1899: Cipriano Castro enters Caracas victorious
Published at: 22/10/2024 09:34 AM
On October 22, 1899, Cipriano Castro and his Andean army entered Caracas, which grew day by day, from battle to battle. He had come from Colombia sweeping the National Army, giving it defeat after defeat in a campaign that lasted five months.

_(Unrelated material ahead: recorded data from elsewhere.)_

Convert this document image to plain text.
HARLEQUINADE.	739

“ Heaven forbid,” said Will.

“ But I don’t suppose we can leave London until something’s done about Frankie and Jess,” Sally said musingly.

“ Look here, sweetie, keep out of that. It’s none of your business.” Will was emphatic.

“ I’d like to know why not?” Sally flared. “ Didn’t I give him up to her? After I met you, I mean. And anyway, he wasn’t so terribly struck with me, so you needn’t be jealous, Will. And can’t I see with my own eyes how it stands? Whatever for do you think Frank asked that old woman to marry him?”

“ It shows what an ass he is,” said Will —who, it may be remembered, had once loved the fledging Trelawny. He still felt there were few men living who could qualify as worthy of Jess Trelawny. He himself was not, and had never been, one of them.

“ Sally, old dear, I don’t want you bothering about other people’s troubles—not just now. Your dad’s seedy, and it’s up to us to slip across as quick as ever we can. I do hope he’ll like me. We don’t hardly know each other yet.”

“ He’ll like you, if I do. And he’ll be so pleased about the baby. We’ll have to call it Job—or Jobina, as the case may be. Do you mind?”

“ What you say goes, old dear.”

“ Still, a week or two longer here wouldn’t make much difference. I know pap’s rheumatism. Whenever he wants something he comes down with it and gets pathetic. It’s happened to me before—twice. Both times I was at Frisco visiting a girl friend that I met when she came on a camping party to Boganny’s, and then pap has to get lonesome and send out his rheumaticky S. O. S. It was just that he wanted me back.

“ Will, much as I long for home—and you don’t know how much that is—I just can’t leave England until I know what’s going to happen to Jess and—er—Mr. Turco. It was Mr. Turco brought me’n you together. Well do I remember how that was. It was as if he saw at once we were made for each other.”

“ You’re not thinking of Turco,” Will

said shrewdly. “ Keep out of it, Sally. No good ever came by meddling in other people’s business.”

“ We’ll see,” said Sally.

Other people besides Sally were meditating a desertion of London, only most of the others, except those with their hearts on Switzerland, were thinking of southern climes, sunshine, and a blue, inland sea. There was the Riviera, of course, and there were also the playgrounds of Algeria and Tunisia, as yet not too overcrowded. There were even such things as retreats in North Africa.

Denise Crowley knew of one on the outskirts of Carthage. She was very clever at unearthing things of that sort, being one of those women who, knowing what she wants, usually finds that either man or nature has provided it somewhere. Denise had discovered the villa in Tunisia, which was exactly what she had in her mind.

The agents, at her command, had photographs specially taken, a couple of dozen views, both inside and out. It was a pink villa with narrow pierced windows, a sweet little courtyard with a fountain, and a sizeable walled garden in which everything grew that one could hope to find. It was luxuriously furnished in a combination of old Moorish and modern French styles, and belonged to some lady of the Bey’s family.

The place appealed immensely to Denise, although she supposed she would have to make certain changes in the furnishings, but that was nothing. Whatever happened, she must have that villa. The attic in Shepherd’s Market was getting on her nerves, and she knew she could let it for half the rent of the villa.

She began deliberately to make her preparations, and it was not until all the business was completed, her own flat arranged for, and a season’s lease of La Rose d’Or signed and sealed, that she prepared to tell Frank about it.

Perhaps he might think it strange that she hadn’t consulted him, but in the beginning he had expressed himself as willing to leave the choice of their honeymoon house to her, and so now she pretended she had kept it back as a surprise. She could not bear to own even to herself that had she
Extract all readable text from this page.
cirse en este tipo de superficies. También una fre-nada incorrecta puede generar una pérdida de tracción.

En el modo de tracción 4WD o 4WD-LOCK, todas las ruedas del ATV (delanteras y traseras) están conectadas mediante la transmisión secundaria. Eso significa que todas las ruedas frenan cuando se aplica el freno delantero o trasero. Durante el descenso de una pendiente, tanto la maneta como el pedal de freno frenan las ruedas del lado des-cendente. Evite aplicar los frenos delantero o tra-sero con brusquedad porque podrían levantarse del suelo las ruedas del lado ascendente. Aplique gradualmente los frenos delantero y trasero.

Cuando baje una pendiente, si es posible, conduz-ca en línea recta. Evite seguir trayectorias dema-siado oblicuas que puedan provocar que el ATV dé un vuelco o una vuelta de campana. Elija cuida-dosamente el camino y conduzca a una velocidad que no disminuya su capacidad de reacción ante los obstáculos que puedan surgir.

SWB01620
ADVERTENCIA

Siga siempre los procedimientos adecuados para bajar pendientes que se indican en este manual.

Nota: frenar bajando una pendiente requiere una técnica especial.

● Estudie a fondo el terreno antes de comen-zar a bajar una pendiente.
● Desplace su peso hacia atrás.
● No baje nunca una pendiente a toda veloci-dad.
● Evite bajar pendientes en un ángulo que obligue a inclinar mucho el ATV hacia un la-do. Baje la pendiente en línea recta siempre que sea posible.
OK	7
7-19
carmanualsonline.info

Since May 23 of that same year, when he crossed the Táchira River with 60 men to Caracas.
Castro, upon learning of the flight of President Ignacio Andrade, says: “The last tyrant is already on his way to exile.” Arellano Moreno says that men of commerce and letters tell him: “You arrive at the Capitol because of the glorious course that freedom followed in 1813 at the time of Bolivar the Great, and a banquet they had ready for Andrade is offered to the restorative leader”.
Cipriano Castro was born in La Ovejera de Capacho, Táchira state, on October 11, 1859. In 1876, he actively ventured into politics, opposing the candidacy of General Francisco Alvarado for the presidency of Táchira; he also participated in the takeover of San Cristóbal by a group that sought to separate the great state of Los Andes from the rest of the country.
He was later appointed deputy by Táchira to the National Congress, where he joined the supporters of Andueza Palacios. At that time, the Legalist Revolution against Andueza rose; for this reason, Castro traveled to Táchira where, helped by Juan Vicente Gómez, they organized an army against the Legalist Revolution, but when it triumphed, he became isolated again in Colombia for seven years, until on May 23, 1899, he invaded Táchira again, leading the Liberal Restorative Revolution, known as the invasion of the sixties, in the company of his inseparable friend Gomez.
From victory to victory, he moved to the center and triumphantly entered Caracas on October 22, 1899, becoming the First Magistrate, a position he held until 1908.